Par un mémoire, enregistré le 30 mars 2022, le département des Pyrénées-Orientales, représenté par Me Rouquet, conclut au rejet de la requête et à ce qu'il soit mis à la charge de M. F la somme de 2 500 euros en application de l'article L. 761-1 du code de justice administrative.
Il soutient que :
- à titre principal, la requête, dirigée contre un acte ne faisant pas grief, est irrecevable ;
- à titre subsidiaire, les moyens invoqués ne sont pas fondés.
II. Par une requête enregistrée le 11 mars 2022, sous le n° 2201262, M. F, représenté par Me Manya, demande au tribunal :
1°) d'annuler la décision du 12 janvier 2022 par laquelle la présidente du conseil départemental des Pyrénées-Orientales lui réclame la somme de 494,98 euros, en remboursement d'un trop perçu de traitement entre le 20 décembre 2021 et le 31 décembre 2021 ;
2°) d'enjoindre le département des Pyrénées-Orientales de le décharger du paiement de cette somme ;
3°) de mettre à la charge du département des Pyrénées-Orientales la somme de 2 000 euros en application de l'article L. 761 1 du code de justice administrative.
Par un mémoire, enregistré le 13 mai 2022, le département des Pyrénées-Orientales, représenté par Me Rouquet, conclut au rejet de la requête et à ce qu'il soit mis à la charge de M. F la somme de 2 500 euros en application de l'article L. 761-1 du code de justice administrative.
Il soutient que :
- à titre principal, la requête, dirigée contre un acte ne faisant pas grief, est irrecevable ;
- à titre subsidiaire, les moyens invoqués ne sont pas fondés.

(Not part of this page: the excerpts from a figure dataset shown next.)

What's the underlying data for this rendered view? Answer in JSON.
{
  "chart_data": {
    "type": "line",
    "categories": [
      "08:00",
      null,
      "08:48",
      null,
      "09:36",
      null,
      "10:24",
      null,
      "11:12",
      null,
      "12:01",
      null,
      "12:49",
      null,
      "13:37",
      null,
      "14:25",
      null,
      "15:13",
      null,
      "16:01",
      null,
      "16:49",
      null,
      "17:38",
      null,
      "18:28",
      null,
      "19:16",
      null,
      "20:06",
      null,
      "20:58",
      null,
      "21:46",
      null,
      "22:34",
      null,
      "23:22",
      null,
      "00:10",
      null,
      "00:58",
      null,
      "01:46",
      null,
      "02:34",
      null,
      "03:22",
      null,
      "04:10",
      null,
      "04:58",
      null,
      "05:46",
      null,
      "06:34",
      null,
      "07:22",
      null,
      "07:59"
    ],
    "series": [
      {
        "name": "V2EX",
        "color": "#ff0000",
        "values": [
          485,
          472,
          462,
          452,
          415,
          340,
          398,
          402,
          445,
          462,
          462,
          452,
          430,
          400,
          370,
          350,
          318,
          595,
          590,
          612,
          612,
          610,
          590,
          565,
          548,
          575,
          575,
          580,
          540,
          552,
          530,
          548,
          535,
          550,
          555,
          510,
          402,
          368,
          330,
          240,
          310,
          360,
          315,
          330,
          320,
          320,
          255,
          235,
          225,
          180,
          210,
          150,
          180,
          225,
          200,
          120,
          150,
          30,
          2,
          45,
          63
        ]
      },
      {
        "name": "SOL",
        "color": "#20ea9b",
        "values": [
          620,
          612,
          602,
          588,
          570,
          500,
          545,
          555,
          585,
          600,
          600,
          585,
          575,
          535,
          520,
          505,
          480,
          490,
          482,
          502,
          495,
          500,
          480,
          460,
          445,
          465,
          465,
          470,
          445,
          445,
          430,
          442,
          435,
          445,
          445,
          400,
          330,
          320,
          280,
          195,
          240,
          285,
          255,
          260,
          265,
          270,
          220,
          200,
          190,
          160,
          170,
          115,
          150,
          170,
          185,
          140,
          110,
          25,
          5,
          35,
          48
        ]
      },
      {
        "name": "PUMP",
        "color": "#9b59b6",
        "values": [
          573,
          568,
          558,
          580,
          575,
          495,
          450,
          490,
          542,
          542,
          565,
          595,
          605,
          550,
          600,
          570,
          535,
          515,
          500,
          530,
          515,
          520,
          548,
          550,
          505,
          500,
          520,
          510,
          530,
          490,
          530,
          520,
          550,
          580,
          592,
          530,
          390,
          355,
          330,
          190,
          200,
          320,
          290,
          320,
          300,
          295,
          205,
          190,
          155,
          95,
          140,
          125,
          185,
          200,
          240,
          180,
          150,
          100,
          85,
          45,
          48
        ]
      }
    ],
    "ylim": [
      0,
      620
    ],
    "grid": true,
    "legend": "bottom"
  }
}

III. Par une requête enregistrée le 18 mars 2022, sous le n° 2201394, M. F, représenté par Me Manya, demande au tribunal :
1°) d'annuler le titre de recette n° 948 émis par le département des Pyrénées-Orientales le 23 février 2022 en vue du recouvrement de la somme de 494,98 euros ;
2°) d'enjoindre au département de le décharger du paiement de cette somme ;
3°) de mettre à la charge du département des Pyrénées-Orientales la somme de 2 000 euros en application de l'article L. 761 1 du code de justice administrative.
Il soutient que :
- le titre de recette en litige ne mentionne pas les bases de liquidation en méconnaissance de l'article 24 du décret n°2012-1246 du 7 novembre 2012 ;
- il n'est pas signé en méconnaissance des dispositions de l'article L. 212-1 du code des relations entre le public et l'administration ;
-il est entaché d'une erreur de droit au regard des dispositions de l'article 7 du décret n°88-145 du 15 février 1988 ;
- il est entaché d'un détournement de pouvoir.

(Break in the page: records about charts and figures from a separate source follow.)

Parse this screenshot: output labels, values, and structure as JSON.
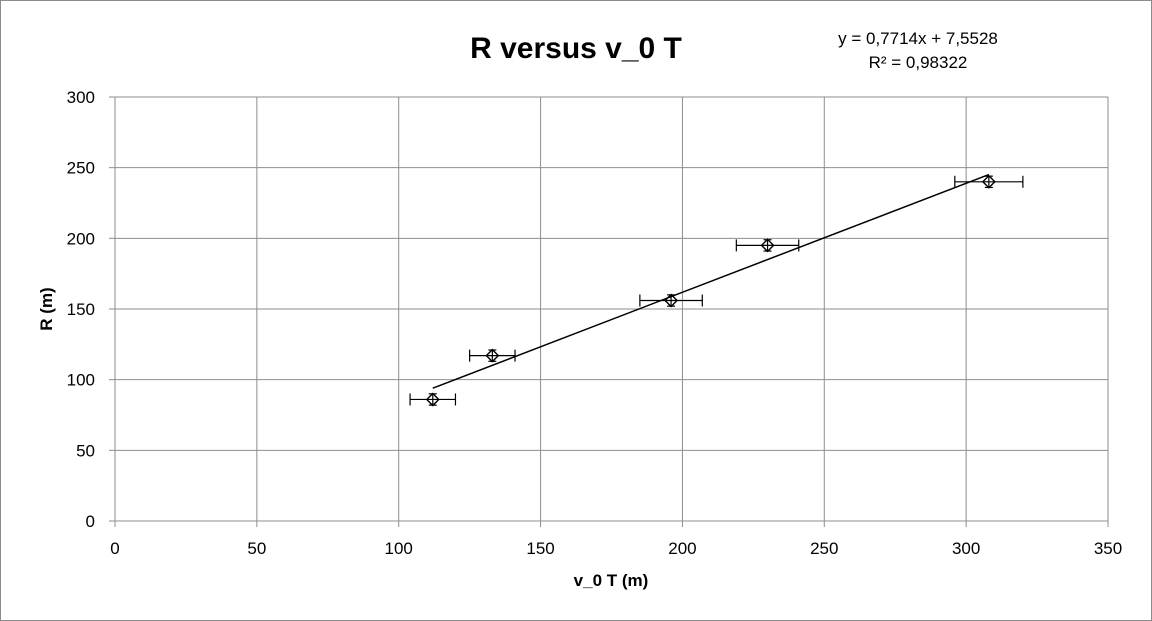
{
  "chart_data": {
    "type": "scatter",
    "title": "R versus v_0 T",
    "xlabel": "v_0 T (m)",
    "ylabel": "R (m)",
    "xlim": [
      0,
      350
    ],
    "ylim": [
      0,
      300
    ],
    "x_ticks": [
      "0",
      "50",
      "100",
      "150",
      "200",
      "250",
      "300",
      "350"
    ],
    "y_ticks": [
      "0",
      "50",
      "100",
      "150",
      "200",
      "250",
      "300"
    ],
    "grid": true,
    "legend": "none",
    "series": [
      {
        "marker": "diamond",
        "x": [
          112,
          133,
          196,
          230,
          308
        ],
        "y": [
          86,
          117,
          156,
          195,
          240
        ],
        "x_error": [
          8,
          8,
          11,
          11,
          12
        ],
        "y_error": [
          4,
          4,
          4,
          4,
          4
        ]
      }
    ],
    "trendline": {
      "type": "linear",
      "slope": 0.7714,
      "intercept": 7.5528,
      "x_range": [
        112,
        308
      ],
      "equation_text": "y = 0,7714x + 7,5528",
      "r2_text": "R² = 0,98322"
    }
  }
}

Par un mémoire, enregistré le 13 mai 2022, le département des Pyrénées-Orientales, représenté par Me Rouquet, conclut au rejet de la requête et à ce qu'il soit mis à la charge de M. F la somme de 2 500 euros en application de l'article L. 761-1 du code de justice administrative.
Il soutient que les moyens invoqués ne sont pas fondés.

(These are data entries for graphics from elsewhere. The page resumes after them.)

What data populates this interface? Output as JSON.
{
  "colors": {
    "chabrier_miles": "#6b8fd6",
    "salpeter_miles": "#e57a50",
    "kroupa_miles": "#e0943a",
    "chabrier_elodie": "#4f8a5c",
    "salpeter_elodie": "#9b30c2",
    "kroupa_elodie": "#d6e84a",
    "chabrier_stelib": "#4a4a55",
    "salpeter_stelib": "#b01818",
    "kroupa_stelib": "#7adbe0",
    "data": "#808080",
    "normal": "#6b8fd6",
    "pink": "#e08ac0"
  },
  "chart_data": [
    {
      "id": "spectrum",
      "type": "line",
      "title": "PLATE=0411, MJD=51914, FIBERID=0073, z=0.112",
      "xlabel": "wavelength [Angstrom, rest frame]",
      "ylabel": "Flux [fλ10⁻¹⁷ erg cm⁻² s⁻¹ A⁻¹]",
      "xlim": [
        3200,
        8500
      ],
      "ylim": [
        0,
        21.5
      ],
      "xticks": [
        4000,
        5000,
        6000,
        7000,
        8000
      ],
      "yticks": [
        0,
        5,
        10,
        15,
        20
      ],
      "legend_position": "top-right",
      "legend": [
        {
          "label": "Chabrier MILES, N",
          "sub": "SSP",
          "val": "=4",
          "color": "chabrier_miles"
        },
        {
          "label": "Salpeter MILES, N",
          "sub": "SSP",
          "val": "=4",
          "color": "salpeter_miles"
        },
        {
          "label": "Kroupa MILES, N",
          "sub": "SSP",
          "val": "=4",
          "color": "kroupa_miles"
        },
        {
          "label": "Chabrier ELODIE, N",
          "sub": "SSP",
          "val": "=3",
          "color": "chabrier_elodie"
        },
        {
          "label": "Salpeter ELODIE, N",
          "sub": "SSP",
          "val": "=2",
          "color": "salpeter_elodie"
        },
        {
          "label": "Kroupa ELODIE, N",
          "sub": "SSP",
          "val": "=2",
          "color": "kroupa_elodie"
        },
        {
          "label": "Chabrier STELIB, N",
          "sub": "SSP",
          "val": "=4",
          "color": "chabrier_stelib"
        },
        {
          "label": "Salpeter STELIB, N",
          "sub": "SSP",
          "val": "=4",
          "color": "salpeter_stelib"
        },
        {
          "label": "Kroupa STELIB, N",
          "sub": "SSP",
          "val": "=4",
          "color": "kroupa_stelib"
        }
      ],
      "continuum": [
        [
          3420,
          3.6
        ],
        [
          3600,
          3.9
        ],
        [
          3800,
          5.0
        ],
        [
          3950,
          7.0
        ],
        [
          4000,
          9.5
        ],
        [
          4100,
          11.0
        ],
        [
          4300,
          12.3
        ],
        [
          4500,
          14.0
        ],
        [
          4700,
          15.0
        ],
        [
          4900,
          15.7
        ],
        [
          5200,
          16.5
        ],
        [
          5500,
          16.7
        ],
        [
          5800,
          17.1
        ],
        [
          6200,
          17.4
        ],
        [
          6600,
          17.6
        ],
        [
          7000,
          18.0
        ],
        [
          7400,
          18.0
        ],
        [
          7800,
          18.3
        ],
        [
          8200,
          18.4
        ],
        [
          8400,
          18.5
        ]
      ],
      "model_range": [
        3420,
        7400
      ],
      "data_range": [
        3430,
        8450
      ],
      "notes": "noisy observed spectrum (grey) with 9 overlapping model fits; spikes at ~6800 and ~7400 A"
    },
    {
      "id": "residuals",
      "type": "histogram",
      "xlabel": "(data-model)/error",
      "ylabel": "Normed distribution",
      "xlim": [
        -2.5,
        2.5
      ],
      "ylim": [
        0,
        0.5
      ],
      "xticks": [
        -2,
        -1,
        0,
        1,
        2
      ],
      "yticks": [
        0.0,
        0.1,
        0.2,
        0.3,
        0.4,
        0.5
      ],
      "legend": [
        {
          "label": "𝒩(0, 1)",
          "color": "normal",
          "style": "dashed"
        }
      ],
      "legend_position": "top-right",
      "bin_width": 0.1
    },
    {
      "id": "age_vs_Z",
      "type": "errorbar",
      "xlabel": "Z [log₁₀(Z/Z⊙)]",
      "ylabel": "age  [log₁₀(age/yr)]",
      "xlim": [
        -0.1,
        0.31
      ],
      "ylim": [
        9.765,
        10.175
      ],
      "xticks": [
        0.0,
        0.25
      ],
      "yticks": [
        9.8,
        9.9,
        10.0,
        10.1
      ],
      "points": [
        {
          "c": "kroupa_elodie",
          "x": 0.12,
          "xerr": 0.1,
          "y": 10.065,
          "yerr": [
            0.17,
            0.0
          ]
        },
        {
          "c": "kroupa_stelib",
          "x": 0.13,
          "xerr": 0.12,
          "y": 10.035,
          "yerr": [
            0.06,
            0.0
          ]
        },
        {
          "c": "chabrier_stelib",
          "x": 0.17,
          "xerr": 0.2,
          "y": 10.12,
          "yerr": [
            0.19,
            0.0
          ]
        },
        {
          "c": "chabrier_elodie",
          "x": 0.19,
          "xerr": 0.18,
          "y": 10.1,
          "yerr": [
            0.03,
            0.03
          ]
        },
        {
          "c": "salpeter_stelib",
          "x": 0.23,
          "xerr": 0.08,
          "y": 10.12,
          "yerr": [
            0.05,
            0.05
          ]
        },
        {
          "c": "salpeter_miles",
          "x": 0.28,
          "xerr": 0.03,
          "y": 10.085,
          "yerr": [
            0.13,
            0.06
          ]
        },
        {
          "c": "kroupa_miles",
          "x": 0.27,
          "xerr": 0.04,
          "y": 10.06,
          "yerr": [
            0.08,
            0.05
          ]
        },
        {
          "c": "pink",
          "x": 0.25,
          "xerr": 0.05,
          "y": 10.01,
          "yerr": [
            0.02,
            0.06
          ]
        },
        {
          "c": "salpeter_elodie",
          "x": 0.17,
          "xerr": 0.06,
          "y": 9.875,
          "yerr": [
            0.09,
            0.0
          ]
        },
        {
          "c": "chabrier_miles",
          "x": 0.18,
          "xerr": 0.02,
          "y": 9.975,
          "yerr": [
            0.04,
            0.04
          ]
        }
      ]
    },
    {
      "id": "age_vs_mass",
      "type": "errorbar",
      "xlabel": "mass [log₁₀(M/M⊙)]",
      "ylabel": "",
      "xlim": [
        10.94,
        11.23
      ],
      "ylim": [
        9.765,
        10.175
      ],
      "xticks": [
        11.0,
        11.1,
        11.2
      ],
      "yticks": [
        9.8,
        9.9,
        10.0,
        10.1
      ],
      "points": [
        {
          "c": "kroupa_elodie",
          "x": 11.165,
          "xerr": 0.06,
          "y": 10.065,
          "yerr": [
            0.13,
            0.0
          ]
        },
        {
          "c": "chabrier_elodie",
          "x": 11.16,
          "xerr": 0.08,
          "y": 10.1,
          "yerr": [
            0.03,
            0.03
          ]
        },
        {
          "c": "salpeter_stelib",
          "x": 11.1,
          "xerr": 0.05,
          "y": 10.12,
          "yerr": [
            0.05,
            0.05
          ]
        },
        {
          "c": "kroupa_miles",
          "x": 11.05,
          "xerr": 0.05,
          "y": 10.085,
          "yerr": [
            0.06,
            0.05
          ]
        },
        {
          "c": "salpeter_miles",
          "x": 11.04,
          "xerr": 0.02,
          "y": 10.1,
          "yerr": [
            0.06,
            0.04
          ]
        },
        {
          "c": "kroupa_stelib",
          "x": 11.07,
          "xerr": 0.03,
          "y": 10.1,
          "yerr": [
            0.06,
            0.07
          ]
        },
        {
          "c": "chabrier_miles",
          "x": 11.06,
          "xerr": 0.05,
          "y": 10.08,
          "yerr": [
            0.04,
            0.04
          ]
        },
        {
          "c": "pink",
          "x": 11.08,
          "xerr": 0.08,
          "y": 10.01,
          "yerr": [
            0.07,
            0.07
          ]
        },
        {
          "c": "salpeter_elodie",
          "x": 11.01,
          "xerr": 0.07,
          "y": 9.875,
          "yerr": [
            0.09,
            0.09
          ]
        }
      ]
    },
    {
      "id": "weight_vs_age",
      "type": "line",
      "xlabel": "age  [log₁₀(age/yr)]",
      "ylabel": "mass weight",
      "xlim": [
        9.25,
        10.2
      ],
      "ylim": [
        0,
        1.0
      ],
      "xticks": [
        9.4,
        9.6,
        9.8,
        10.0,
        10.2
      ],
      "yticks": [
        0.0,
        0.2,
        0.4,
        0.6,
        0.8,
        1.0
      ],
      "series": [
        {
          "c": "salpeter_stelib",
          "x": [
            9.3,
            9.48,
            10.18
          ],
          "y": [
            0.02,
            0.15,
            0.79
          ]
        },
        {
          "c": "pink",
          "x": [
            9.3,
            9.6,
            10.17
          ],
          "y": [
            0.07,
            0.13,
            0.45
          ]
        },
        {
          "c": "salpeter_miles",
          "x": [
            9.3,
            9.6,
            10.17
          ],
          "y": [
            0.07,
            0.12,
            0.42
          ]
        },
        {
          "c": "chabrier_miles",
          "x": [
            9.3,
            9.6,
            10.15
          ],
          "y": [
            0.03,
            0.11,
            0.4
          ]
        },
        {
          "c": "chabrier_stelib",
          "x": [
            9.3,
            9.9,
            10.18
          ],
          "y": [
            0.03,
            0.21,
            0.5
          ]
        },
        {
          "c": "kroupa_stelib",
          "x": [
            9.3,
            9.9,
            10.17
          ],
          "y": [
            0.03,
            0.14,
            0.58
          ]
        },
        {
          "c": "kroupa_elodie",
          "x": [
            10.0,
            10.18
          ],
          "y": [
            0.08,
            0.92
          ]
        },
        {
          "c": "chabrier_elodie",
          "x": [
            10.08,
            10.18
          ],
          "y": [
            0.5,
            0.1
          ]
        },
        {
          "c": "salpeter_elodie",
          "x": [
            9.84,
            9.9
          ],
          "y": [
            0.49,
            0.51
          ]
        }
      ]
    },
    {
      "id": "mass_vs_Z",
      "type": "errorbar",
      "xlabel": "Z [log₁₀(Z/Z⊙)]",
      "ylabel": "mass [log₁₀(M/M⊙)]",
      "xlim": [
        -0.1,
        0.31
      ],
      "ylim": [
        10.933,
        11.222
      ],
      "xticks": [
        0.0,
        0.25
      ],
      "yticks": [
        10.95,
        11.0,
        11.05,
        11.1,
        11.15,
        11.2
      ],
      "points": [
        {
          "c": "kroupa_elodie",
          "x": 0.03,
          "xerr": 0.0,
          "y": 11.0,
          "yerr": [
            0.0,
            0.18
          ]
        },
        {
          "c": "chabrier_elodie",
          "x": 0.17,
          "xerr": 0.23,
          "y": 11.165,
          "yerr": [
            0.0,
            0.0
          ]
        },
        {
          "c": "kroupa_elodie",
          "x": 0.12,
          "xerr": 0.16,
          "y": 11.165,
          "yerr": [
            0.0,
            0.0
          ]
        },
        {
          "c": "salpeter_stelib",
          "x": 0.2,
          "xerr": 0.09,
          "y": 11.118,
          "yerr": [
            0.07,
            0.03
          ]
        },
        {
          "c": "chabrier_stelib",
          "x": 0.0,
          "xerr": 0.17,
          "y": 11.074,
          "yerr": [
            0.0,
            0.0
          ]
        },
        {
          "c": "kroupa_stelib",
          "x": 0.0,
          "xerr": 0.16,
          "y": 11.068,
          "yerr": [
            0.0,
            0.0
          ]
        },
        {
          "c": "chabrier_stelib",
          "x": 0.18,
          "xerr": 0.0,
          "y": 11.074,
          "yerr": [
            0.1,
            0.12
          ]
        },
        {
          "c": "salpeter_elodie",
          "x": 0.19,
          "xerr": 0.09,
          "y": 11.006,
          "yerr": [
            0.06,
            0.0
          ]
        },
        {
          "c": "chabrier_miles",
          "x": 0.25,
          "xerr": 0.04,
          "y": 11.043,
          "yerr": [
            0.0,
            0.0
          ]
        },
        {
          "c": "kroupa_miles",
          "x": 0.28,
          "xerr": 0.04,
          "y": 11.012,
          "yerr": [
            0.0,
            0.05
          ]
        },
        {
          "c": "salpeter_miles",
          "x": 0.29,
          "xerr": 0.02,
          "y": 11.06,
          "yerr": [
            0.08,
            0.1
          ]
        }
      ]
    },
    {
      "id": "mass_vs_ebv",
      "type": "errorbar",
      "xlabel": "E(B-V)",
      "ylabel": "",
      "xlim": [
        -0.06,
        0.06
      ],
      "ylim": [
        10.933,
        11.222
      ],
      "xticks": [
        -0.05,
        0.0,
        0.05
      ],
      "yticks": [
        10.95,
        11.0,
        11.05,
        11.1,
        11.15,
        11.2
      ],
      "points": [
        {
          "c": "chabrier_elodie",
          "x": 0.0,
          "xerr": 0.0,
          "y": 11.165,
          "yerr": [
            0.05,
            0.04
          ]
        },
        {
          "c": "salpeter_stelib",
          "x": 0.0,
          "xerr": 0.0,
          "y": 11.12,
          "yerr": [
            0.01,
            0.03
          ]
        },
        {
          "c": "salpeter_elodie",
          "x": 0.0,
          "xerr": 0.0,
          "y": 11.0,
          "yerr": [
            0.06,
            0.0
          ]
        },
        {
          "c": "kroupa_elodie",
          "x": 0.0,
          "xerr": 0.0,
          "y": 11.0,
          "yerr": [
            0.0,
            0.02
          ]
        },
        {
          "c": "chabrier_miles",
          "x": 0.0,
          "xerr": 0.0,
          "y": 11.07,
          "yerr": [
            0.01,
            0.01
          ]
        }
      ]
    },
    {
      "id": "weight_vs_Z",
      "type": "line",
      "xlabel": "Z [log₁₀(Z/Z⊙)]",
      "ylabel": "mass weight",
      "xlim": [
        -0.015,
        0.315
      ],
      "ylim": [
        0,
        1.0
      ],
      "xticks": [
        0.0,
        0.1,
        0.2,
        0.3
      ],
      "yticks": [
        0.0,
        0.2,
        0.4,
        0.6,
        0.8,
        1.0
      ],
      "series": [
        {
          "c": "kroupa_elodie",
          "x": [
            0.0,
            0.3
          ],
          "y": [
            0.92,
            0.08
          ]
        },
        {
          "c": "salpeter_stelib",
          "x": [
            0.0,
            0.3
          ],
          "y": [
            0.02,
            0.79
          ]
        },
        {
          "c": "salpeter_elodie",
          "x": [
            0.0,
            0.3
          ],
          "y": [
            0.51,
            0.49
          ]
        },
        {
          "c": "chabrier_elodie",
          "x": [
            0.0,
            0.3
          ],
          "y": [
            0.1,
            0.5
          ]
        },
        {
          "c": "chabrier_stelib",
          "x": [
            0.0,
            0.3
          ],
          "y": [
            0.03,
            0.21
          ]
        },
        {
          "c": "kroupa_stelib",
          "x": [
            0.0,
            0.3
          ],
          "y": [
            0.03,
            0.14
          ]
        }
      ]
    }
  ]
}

Par ordonnances du 26 juin 2023, la clôture d'instruction a été fixée au 26 juillet 2023 à 12h00.
Vu les autres pièces des dossiers.
Vu :
- la loi n° 83-634 du 13 juillet 1983 ;
- la loi n° 84-53 du 26 janvier 1984 ;
- le décret n°88-145 du 15 février 1988 ;
- le décret n°2012-1246 du 7 novembre 2012 ;
- le code général des collectivités territoriales ;
- le code des relations entre le public et l'administration ;
- le code de justice administrative.
Les parties ont été régulièrement averties du jour de l'audience.
Ont été entendus au cours de l'audience publique :
- le rapport de M. Rousseau,
- les conclusions de M. Lafay, rapporteur public,
- et les observations de Me Pion-Riccio, substituant Me Manya, représentant M. F.
Considérant ce qui suit :
1. M. F a été recruté par le département des Pyrénées-Orientales en qualité d'attaché territorial contractuel et affecté au secrétariat général-affaires juridiques des services départementaux, en renfort de service, pour la période courant du 1er octobre au 31 décembre 2021, sur le fondement de l'article 3 de la loi n° 84-53 du 26 janvier 1984. Par une décision du 20 décembre 2021 qu'il conteste aux termes de la requête n° 220832, le président du conseil départemental lui a notifié sa décision de ne pas reconduire son contrat au-delà de la date du 31 décembre 2021. Le 20 décembre 2021, M. F communiquait au département un avis d'arrêt de travail jusqu'au 31 décembre 2021. Par un courrier du 12 janvier 2022, il lui était demandé de reverser une somme de 494,98 euros correspondant au paiement indu de son salaire pour la période du 20 au 31 décembre 2021 durant laquelle il était en congé maladie. Enfin un titre de recette n° 948 a été émis le 23 février 2022 par le département des Pyrénées-Orientales à l'encontre de M. F en vue du reversement de la somme de 494,98 euros. Par les requêtes susvisées, M. F demande l'annulation de ces décisions.
Sur la jonction :
2. Les trois requêtes susvisées concernent la situation d'un même fonctionnaire. Il y a lieu de les joindre pour statuer par un seul jugement.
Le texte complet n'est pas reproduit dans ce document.